The Illinois Republican teamed up with Democrat Robert Menendez of New Jersey, outgoing chairman of the Senate Foreign Relations Committee, to craft a bipartisan bill that was bottled up in the Senate by outgoing Majority Leader Harry Reid, D-Nev., at the Obama administration’s request. He said that will be the basis for new legislation in the 114th Congress.

Republican Sen. Mitch McConnell of Kentucky, who takes over as majority leader in January, has promised the bill would get a vote. Nearly all Republicans are expected to support it, and Kirk said he has received commitments from 17 Democrats to support the legislation “to make sure that we are as bipartisan as possible going forward.”

The Republican-controlled House is already onboard with tougher sanctions, having passed a similar package in July 2013. Support for the legislation remains strong, even among Democrats.

“We should work to pass tough sanctions now, and these sanctions should go into effect immediately,” said Rep. Brad Sherman, D-Calif., a leading advocate for tougher sanctions on the Democratic side.

The administration opposes new sanctions and warns that Iran would see them as a breach of the six-month interim agreement signed in November 2013, which negotiators agreed Monday to extend for another seven months while a final deal is worked out.

“We continue to believe that adding on sanctions while negotiations are ongoing would be counterproductive,” White House spokesman Josh Earnest said Monday after the new extension was announced.

But that logic is lost on lawmakers, who fear the administration already has made too many concessions to Tehran and want to ensure Iran is required to come clean about past efforts to develop a nuclear weapon. The International Atomic Energy Agency has said it cannot verify that such research has stopped, and experts warn that no agreement would be viable without such proof.

“It means the Iranians have gotten what they needed most, which is time to work on their atomic bomb,” Kirk said of the latest extension, which also allows Iran to continue to receive $700 million a month in assets frozen under previous sanctions.

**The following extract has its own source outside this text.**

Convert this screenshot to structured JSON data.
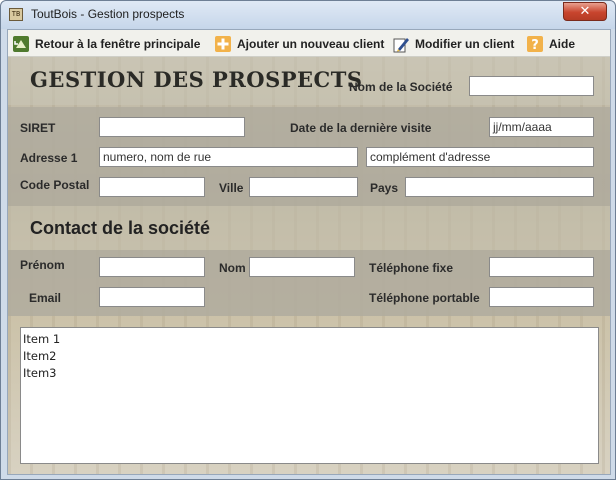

Their fears have been bolstered by reaction to the extension from Tehran, where officials hinted that negotiators from the “P5+1” group — the United States, Britain, France, Germany, Russia and China — had made concessions that brought the talks more in line with Iran’s goals of maintaining its ability to enrich uranium and the total elimination of international sanctions.

“The U.S. and the hegemonic European countries gathered to bring the Islamic Republic of Iran to its knees, but they failed and they cannot succeed in future either,” Ayatollah Ali Khamenei, Iran’s supreme leader, said Tuesday.

The last time Obama tangled with Congress over Iran sanctions in 2010, legislation passed both chambers overwhelmingly with veto-proof, bipartisan majorities. Though the administration initially opposed those sanctions, officials now claim credit for them having forced Iran to the negotiating table.

But Kirk and Menendez said more pressure is needed to keep Iran honest, and their push for new sanctions is likely to succeed over Obama’s objections.

“The cycle of negotiations, followed by an extension, coupled with sanctions relief for Iran has not succeeded,” Menendez said. “I continue to believe that the two-track approach of diplomacy and economic pressure that brought Iran to the negotiating table is also the best path forward to achieve a breakthrough.”

Kirk said what lawmakers want is for Iran to do what South Africa did in the 1990s — open the doors to the IAEA to verify once and for all that its nuclear weapons program has ended.

“If it’s good enough for Nelson Mandela, it’s good enough for Iran,” he said.